If the IRS can stop and audit anyone for their deductions or non-filing in 1980 how could you even defend yourself?! Who has records from then anymore?

http://etaxes.com/statute_of_limitations.htm
Go to the original source material, not to random web sites.
26USC66501
You can read the whole thing at the link above, but here are some pertinent quotes:
Quote:
(a) General rule
Except as otherwise provided in this section, the amount of any tax imposed by this title shall be assessed within 3 years after the return was filed...

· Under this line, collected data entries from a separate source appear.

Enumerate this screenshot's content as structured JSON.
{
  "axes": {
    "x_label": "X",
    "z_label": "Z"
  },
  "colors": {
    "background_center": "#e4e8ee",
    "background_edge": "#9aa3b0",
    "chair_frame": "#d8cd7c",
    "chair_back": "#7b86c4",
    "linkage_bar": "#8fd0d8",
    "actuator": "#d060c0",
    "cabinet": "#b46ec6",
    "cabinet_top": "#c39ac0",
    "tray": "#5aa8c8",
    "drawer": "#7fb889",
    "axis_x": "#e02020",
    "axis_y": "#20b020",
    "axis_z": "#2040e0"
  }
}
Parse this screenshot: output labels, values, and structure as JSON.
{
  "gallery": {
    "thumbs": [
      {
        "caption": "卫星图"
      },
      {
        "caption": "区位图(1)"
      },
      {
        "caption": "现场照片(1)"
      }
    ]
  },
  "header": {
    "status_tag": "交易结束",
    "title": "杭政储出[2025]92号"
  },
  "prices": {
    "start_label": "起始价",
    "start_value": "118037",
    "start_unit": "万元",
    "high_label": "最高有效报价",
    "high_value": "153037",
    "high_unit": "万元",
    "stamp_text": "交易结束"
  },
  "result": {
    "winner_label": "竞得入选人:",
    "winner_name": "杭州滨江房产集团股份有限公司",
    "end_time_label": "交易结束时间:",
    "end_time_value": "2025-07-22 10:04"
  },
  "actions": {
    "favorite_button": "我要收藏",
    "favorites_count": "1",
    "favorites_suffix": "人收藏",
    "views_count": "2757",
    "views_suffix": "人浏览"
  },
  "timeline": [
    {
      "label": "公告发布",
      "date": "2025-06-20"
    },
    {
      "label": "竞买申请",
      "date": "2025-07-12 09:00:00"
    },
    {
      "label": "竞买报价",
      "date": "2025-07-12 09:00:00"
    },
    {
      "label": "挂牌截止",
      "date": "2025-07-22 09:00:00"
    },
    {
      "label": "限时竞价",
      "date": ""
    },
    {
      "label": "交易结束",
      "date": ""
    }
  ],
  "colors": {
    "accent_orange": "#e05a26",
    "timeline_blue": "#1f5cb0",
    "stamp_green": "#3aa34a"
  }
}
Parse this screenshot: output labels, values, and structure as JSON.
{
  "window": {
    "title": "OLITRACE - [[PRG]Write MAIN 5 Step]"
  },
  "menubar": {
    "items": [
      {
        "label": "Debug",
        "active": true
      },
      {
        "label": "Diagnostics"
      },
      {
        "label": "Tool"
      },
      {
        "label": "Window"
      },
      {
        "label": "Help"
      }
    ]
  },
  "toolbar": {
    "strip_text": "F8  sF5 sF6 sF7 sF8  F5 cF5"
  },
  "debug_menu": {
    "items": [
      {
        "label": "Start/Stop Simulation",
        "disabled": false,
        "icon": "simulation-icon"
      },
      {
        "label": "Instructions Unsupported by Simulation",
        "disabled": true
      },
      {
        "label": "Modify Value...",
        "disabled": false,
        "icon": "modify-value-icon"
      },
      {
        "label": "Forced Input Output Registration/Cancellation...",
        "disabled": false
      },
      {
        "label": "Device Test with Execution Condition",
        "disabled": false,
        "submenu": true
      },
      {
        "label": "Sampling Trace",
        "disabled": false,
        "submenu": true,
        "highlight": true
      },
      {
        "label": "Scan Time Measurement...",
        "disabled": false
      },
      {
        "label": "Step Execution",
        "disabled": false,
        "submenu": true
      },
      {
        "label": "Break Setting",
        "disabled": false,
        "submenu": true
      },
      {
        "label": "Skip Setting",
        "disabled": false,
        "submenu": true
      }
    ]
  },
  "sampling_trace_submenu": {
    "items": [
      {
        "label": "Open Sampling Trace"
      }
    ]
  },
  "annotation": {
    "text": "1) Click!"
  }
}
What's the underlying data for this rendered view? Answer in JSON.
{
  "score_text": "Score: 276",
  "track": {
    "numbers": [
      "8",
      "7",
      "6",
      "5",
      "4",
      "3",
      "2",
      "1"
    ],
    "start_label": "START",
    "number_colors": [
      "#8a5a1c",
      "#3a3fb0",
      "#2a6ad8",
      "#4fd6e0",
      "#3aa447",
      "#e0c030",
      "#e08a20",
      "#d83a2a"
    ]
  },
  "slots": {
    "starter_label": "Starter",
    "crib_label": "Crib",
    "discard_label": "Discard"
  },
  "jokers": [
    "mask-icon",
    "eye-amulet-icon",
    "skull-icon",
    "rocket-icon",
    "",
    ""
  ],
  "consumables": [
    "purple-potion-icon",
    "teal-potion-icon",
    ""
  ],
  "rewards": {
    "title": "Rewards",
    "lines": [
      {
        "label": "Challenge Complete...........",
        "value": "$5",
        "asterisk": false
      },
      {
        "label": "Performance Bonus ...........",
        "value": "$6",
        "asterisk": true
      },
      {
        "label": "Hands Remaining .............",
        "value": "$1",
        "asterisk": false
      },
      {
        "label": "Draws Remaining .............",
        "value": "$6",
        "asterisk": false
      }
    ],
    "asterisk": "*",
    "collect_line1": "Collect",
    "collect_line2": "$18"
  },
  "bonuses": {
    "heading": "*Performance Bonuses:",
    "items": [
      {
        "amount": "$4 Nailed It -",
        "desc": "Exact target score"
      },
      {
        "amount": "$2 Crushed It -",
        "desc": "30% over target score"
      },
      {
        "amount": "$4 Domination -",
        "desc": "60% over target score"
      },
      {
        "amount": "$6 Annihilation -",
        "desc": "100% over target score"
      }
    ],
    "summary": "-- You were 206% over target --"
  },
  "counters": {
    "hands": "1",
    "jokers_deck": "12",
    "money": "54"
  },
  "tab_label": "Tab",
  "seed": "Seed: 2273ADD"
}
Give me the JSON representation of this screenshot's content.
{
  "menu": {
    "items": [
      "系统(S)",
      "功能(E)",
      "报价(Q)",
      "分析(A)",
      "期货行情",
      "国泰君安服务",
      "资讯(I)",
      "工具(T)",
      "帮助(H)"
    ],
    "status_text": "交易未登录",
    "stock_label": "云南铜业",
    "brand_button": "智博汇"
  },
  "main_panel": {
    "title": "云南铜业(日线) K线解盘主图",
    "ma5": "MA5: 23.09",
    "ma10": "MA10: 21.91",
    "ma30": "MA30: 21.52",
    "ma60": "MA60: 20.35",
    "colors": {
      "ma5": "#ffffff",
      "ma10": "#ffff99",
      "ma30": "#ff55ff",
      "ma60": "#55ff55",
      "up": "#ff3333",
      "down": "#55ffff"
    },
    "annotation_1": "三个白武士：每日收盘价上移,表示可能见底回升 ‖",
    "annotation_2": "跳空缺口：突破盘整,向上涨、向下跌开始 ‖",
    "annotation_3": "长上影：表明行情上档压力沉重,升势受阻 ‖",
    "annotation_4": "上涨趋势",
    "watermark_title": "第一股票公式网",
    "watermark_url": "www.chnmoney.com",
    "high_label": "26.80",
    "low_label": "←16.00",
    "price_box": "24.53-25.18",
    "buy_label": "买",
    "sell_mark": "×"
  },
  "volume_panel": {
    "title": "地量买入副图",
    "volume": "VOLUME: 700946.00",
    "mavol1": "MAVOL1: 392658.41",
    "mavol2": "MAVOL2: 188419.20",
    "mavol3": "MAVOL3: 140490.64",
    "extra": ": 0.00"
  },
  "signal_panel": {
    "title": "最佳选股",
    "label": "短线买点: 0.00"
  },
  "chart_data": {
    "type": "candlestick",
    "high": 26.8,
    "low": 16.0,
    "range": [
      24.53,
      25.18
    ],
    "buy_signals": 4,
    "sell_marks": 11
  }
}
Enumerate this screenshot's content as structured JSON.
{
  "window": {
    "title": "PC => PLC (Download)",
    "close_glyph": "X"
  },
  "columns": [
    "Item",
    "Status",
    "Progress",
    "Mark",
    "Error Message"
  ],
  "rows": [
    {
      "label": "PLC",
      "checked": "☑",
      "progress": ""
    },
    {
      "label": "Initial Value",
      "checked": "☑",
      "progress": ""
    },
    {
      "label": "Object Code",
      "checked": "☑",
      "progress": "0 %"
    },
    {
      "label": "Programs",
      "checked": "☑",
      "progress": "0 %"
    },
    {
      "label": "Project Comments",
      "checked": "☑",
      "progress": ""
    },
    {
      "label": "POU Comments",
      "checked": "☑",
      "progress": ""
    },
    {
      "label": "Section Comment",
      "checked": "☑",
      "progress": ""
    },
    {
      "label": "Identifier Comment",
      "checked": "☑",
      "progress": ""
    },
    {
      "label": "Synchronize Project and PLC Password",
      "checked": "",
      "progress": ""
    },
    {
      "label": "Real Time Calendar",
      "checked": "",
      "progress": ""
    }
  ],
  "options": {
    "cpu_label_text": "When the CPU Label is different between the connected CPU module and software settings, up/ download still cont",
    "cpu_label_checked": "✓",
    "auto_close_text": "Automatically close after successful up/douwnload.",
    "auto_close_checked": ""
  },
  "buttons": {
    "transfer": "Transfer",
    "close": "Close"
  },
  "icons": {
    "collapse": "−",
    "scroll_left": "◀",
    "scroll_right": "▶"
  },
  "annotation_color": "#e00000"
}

(b) Time return deemed filed
(1) Early return
For purposes of this section, a return of tax imposed by this title, except tax imposed by chapter 3, 21, or 24, filed before the last day prescribed by law or by regulations promulgated pursuant to law for the filing thereof, shall be considered as filed on such last day.
...

(c) Exceptions
(1) False return
In the case of a false or fraudulent return with the intent to evade tax, the tax may be assessed, or a proceeding in court for collection of such tax may be begun without assessment, at any time.
(2) Willful attempt to evade tax
In case of a willful attempt in any manner to defeat or evade tax imposed by this title (other than tax imposed by subtitle A or B), the tax may be assessed, or a proceeding in court for the collection of such tax may be begun without assessment, at any time.
(3) No return
In the case of failure to file a return, the tax may be assessed, or a proceeding in court for the collection of such tax may be begun without assessment, at any time.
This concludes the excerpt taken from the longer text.